Cranberry, Orange and Pistachio Biscuits

Monday, 19 December 2016

Six days until Christmas and of all my shopping is done, wrapped and looking pretty and isn't that just the best feeling? I'm quite often running around during the week before Christmas trying to find something for that one awkward person who you have totally no idea what to buy so I'm pretty happy that I've been on it this year. I finish up work on Friday and then I'm off for a week and a half so I am really looking forward to that. I'm going to go on lots of long walks, eat all the Christmas food and spend plenty of evenings snuggled up watching movies. 

I actually want to get real with you guys for a sec here because for a long time Christmas really scared me. All that unhealthy food, having to eat in front of lots of people and constantly thinking about how much exercise I needed to do to burn it all off. It really did ruin it for me but it can be so difficult to get out of that mindset and actually allow yourself to enjoy it. Since going vegan earlier this year I feel like my relationship with food has improved a lot. Yes, sometimes I still get anxious about eating out or not being able to get to the gym, but on the whole, I feel so much better about what I am eating and have stopped restricting myself and labeling foods as 'good' or 'bad' because nothing good ever came from doing that. Christmas is a time to spend time with the people you love, relax a little and eat a whole lot of delicious food. Please don't deprive yourself of that because you are scared. Don't listen to those negative thoughts eating away at you. Embrace it, enjoy it and do not feel bad about it. You 100% deserve to enjoy yourself and to not feel guilty about indulging a little. Eat all those mince pies and love every second. My blog post this month for my friends over at T Plus was on this topic so if you want to read a bit more about it then head over to their website. 
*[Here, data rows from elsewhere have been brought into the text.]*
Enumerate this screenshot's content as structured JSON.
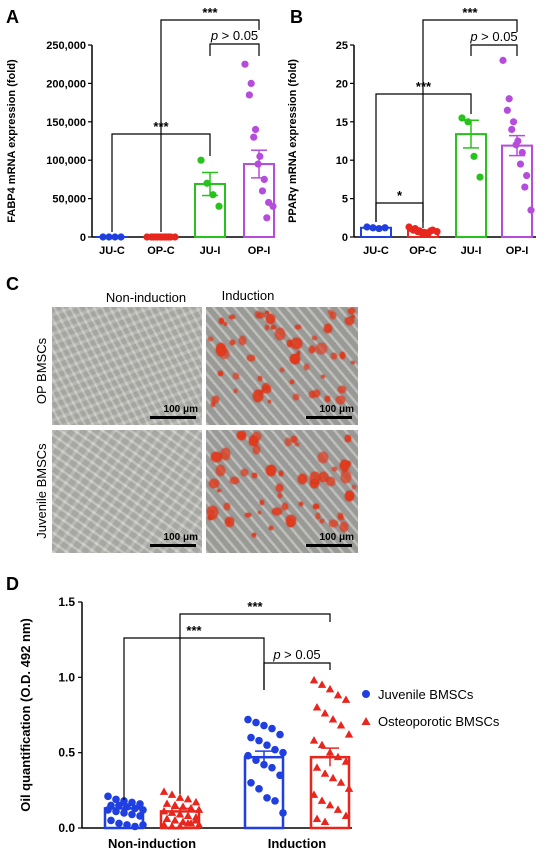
{
  "panel_labels": {
    "a": "A",
    "b": "B",
    "c": "C",
    "d": "D"
  },
  "chart_data": [
    {
      "type": "bar",
      "panel": "A",
      "categories": [
        "JU-C",
        "OP-C",
        "JU-I",
        "OP-I"
      ],
      "ylabel": "FABP4 mRNA expression (fold)",
      "ylim": [
        0,
        250000
      ],
      "yticks": [
        "0",
        "50,000",
        "100,000",
        "150,000",
        "200,000",
        "250,000"
      ],
      "ytick_values": [
        0,
        50000,
        100000,
        150000,
        200000,
        250000
      ],
      "series": [
        {
          "category": "JU-C",
          "color": "#1f3fe0",
          "mean": 1,
          "error": 0,
          "points": [
            1,
            1,
            1,
            1
          ]
        },
        {
          "category": "OP-C",
          "color": "#e8261d",
          "mean": 1,
          "error": 0,
          "points": [
            1,
            1,
            1,
            1,
            1,
            1,
            1,
            1,
            1,
            1,
            1,
            1
          ]
        },
        {
          "category": "JU-I",
          "color": "#27c21b",
          "mean": 69000,
          "error": 15000,
          "points": [
            100000,
            70000,
            55000,
            40000
          ]
        },
        {
          "category": "OP-I",
          "color": "#b54cdc",
          "mean": 95000,
          "error": 18000,
          "points": [
            225000,
            200000,
            185000,
            140000,
            130000,
            105000,
            95000,
            75000,
            60000,
            45000,
            25000,
            40000
          ]
        }
      ],
      "annotations": [
        {
          "label": "***",
          "from": "JU-C",
          "to": "JU-I"
        },
        {
          "label": "***",
          "from": "OP-C",
          "to": "OP-I"
        },
        {
          "label": "p > 0.05",
          "from": "JU-I",
          "to": "OP-I"
        }
      ]
    },
    {
      "type": "bar",
      "panel": "B",
      "categories": [
        "JU-C",
        "OP-C",
        "JU-I",
        "OP-I"
      ],
      "ylabel": "PPARγ mRNA expression (fold)",
      "ylim": [
        0,
        25
      ],
      "yticks": [
        "0",
        "5",
        "10",
        "15",
        "20",
        "25"
      ],
      "ytick_values": [
        0,
        5,
        10,
        15,
        20,
        25
      ],
      "series": [
        {
          "category": "JU-C",
          "color": "#1f3fe0",
          "mean": 1.2,
          "error": 0.1,
          "points": [
            1.3,
            1.2,
            1.1,
            1.2
          ]
        },
        {
          "category": "OP-C",
          "color": "#e8261d",
          "mean": 0.8,
          "error": 0.1,
          "points": [
            1.3,
            1.1,
            0.9,
            0.8,
            0.7,
            0.6,
            0.5,
            0.5,
            0.4,
            0.9,
            0.8,
            0.7
          ]
        },
        {
          "category": "JU-I",
          "color": "#27c21b",
          "mean": 13.4,
          "error": 1.8,
          "points": [
            15.5,
            15.0,
            10.5,
            7.8
          ]
        },
        {
          "category": "OP-I",
          "color": "#b54cdc",
          "mean": 11.9,
          "error": 1.3,
          "points": [
            23.0,
            18.0,
            16.5,
            15.0,
            14.0,
            12.5,
            12.0,
            11.0,
            9.5,
            8.0,
            6.5,
            3.5
          ]
        }
      ],
      "annotations": [
        {
          "label": "*",
          "from": "JU-C",
          "to": "OP-C"
        },
        {
          "label": "***",
          "from": "JU-C",
          "to": "JU-I"
        },
        {
          "label": "***",
          "from": "OP-C",
          "to": "OP-I"
        },
        {
          "label": "p > 0.05",
          "from": "JU-I",
          "to": "OP-I"
        }
      ]
    },
    {
      "type": "bar",
      "panel": "D",
      "categories": [
        "Non-induction",
        "Induction"
      ],
      "ylabel": "Oil quantification (O.D. 492 nm)",
      "ylim": [
        0,
        1.5
      ],
      "yticks": [
        "0.0",
        "0.5",
        "1.0",
        "1.5"
      ],
      "ytick_values": [
        0,
        0.5,
        1.0,
        1.5
      ],
      "legend_position": "right",
      "series": [
        {
          "name": "Juvenile BMSCs",
          "marker": "circle",
          "color": "#1f3fe0",
          "means": [
            0.13,
            0.47
          ],
          "errors": [
            0.02,
            0.04
          ],
          "points": [
            [
              0.21,
              0.19,
              0.18,
              0.17,
              0.16,
              0.15,
              0.15,
              0.14,
              0.13,
              0.12,
              0.12,
              0.11,
              0.1,
              0.09,
              0.08,
              0.05,
              0.03,
              0.02,
              0.01,
              0.02
            ],
            [
              0.72,
              0.7,
              0.68,
              0.66,
              0.62,
              0.6,
              0.58,
              0.55,
              0.52,
              0.5,
              0.48,
              0.45,
              0.42,
              0.4,
              0.35,
              0.3,
              0.26,
              0.2,
              0.18,
              0.1
            ]
          ]
        },
        {
          "name": "Osteoporotic BMSCs",
          "marker": "triangle",
          "color": "#e8261d",
          "means": [
            0.11,
            0.47
          ],
          "errors": [
            0.02,
            0.06
          ],
          "points": [
            [
              0.24,
              0.22,
              0.2,
              0.19,
              0.17,
              0.16,
              0.15,
              0.14,
              0.13,
              0.12,
              0.11,
              0.1,
              0.09,
              0.08,
              0.07,
              0.06,
              0.05,
              0.04,
              0.03,
              0.02,
              0.02,
              0.01,
              0.01,
              0.03,
              0.05
            ],
            [
              0.98,
              0.95,
              0.92,
              0.88,
              0.85,
              0.8,
              0.76,
              0.72,
              0.68,
              0.62,
              0.58,
              0.55,
              0.5,
              0.47,
              0.44,
              0.4,
              0.36,
              0.33,
              0.3,
              0.26,
              0.22,
              0.18,
              0.15,
              0.12,
              0.08,
              0.06,
              0.04
            ]
          ]
        }
      ],
      "annotations": [
        {
          "label": "***",
          "from": "Non-induction",
          "to": "Induction",
          "series_pair": "Juvenile BMSCs"
        },
        {
          "label": "***",
          "from": "Non-induction",
          "to": "Induction",
          "series_pair": "Osteoporotic BMSCs"
        },
        {
          "label": "p > 0.05",
          "within": "Induction"
        }
      ]
    }
  ],
  "panel_c": {
    "col_labels": [
      "Non-induction",
      "Induction"
    ],
    "row_labels": [
      "OP BMSCs",
      "Juvenile BMSCs"
    ],
    "scale_bar": "100 μm",
    "stain_color": "#e2391b"
  }
}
And onto the recipe - I first made this one last year, before I was vegan, but it was shortbread rather than biscuits. Turns out baking vegan shortbread is really bloody hard and despite using the same recipe and trying it a few times, I kept baking biscuits rather than shortbread. It's okay though because the flavours are so good that it doesn't really matter. They taste so Christmassy, the slightly sour cranberries give a little kick alongside the festive spices and sweetness from the orange. I just love them, even if they aren't shortbread as intended. 

P.s, if you know the secret to baking vegan shortbread then please do let me know! 

You will need (makes 14): 
1 1/2 cups plain flour
1/2 cup caster sugar
1/2 cup dairy free spread (I use vitalite)
1 teaspoon cinnamon
1 teaspoon mixed spice
1 cup fresh cranberries
1/3 cup pistachio kernels
zest of 1 orange + juice of half the orange 

- Pre-heat the oven to 180 degrees celsius.
- Finely chop the cranberries into little pieces and roughly chop the pistachios. Zest the orange and set all these ingredients aside while you prepare the biscuit mixture.
- Add the flour, cinnamon, mixed spice and sugar to a large bowl and mix together. Add in the spread and rub in using your hands. The mixture should begin to resemble breadcrumbs as it combines.
- Add the cranberries, pistachios, orange zest and juice of half the orange and mix together using your hands, being careful not to overwork it.
- Put the mixture out onto a floured surface and roll out using a floured rolling pin until it's around 1cm thick. Cut out biscuits using a cookie cutter and then place these onto a lined and greased baking tray. The mixture should make around 14 biscuits.
- Place into the oven to bake for 25-30 minutes until golden brown.